Objectives: Little to no research has explored the academic functioning of TD siblings. We hypothesized that disruptions to families’ daily routines (i.e., daily hassles) may have negatively impacted TD siblings’ classroom behaviors and grades.

Methods: The Parenting Daily Hassles Scale (PDHQ; Crnic & Greenberg, 1990; Crnic & Booth, 1991) was collected as part of a larger battery from 39 parents. All parent participants (92% Caucasian, 90% married, 79% college-educated) had a child with an ASD diagnosis (80% male, M age = 11.74) and a TD child (62% male, M age = 10.31 years). Teachers (n = 25) reported on classroom functioning and parents provided report cards.

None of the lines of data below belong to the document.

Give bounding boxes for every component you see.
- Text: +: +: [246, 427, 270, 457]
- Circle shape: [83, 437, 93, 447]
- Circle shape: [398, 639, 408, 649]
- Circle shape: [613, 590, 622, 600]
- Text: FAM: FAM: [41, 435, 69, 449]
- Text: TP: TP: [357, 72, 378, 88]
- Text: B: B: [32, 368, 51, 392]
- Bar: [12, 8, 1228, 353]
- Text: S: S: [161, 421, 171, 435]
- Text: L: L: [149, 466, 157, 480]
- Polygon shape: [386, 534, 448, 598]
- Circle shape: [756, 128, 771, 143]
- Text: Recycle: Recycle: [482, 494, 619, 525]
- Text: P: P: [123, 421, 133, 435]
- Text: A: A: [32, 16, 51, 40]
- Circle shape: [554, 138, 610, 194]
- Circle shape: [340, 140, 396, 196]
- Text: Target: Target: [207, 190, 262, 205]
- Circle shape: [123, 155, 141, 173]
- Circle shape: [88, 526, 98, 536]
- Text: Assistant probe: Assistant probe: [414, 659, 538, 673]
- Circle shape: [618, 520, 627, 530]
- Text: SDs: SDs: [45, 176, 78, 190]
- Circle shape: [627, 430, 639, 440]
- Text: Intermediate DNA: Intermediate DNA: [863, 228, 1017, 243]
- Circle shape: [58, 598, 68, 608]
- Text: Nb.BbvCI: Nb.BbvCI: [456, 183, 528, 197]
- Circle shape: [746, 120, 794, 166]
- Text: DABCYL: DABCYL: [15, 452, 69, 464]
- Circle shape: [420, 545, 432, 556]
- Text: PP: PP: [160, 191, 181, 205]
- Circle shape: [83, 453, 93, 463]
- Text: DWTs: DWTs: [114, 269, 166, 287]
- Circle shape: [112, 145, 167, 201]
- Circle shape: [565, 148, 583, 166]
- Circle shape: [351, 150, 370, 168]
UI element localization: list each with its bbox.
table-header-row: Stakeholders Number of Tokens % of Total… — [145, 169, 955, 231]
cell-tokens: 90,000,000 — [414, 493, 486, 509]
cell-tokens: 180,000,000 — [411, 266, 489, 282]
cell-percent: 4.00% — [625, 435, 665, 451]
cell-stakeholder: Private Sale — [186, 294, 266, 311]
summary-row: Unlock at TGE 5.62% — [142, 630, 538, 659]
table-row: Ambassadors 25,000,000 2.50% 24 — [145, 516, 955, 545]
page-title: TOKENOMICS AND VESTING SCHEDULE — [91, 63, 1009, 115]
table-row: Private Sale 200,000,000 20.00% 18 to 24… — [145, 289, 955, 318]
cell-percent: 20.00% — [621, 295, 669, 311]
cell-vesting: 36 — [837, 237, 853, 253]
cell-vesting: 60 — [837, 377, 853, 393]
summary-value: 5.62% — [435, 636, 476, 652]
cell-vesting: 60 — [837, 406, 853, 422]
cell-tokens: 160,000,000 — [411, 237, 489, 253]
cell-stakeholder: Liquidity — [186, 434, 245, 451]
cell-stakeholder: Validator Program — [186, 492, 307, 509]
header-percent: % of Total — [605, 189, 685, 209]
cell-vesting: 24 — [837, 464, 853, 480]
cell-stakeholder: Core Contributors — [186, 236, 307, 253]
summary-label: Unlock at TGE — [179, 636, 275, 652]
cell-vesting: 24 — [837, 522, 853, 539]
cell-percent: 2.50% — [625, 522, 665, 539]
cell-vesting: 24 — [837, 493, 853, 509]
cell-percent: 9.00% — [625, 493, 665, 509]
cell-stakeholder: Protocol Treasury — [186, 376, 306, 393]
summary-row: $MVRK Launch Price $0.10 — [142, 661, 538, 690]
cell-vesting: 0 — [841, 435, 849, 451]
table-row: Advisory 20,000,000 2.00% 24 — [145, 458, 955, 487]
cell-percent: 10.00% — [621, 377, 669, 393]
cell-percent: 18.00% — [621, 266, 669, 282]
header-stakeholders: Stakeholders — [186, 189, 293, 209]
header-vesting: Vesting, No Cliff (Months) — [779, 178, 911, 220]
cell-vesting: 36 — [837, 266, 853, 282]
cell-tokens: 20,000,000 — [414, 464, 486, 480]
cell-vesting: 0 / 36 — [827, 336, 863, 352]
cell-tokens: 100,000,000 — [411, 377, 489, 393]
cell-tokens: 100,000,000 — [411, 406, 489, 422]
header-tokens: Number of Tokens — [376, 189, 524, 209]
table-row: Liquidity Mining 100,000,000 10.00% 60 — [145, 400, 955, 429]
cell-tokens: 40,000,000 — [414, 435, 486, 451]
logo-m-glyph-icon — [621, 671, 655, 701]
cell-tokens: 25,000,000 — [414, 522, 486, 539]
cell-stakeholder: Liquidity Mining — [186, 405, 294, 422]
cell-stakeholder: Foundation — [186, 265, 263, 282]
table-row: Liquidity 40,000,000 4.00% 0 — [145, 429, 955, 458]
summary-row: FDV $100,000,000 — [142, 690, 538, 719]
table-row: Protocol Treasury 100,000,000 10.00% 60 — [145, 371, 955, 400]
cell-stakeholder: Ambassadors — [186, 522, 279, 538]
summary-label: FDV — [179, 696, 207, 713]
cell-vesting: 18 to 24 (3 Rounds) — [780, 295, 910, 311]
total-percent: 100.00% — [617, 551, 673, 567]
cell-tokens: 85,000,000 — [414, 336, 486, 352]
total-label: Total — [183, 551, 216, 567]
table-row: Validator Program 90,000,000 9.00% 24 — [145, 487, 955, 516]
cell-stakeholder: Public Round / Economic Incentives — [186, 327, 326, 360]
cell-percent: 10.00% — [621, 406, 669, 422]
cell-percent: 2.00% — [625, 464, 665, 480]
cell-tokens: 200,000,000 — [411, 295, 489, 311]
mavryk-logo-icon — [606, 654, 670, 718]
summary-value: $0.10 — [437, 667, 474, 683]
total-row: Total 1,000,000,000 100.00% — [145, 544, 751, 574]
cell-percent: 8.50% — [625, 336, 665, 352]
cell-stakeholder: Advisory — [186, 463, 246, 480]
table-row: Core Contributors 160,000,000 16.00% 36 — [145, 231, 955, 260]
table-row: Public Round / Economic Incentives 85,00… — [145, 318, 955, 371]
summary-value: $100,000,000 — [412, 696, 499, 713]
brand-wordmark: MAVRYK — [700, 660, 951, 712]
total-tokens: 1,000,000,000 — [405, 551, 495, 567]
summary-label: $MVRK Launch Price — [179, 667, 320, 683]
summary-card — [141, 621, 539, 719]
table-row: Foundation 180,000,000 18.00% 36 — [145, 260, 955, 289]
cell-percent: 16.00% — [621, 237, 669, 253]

Results: Seventy-two percent of TD siblings (n = 18) had scores above the mean on the Academic Performance Rating Scale (APRS; DuPaul, Rapport, & Perriello, 1991), and 91% (n = 32) had grade averages of B or higher. Ninety-six percent (n = 24) of TD siblings had scores within the normative range on the Learning Problems and School Problems scales of the Behavior Assessment System for Children, Second Edition (BASC-2; Reynolds & Kamphaus, 2004). The Challenging Behaviors subscale of the PDHQ was not significantly correlated with any school variables for TD siblings. However, correlations with APRS score and report card grades were moderate in effect size; these relationships may have been significant with a larger sample size. The Parenting Tasks subscale was also not significantly correlated with any school measure.

Conclusions: One trend in our data suggests that parents who are distressed by their children’s collective problem behaviors might have TD children with better academic performance and grades (perhaps due to coping). Small effect sizes in the relationships between the Parenting Tasks subscale and school variables suggest a minimal relationship between stress about parenting duties and TD childrens’ academic functioning. Overall, most TD siblings performed well in the classroom and on their report card. This finding fits well with previous literature that most TD siblings of children with developmental disorders have generally positive outcomes (Sanders & Morgan, 1997; Grant, Ramcharan, & Flynn, 2007).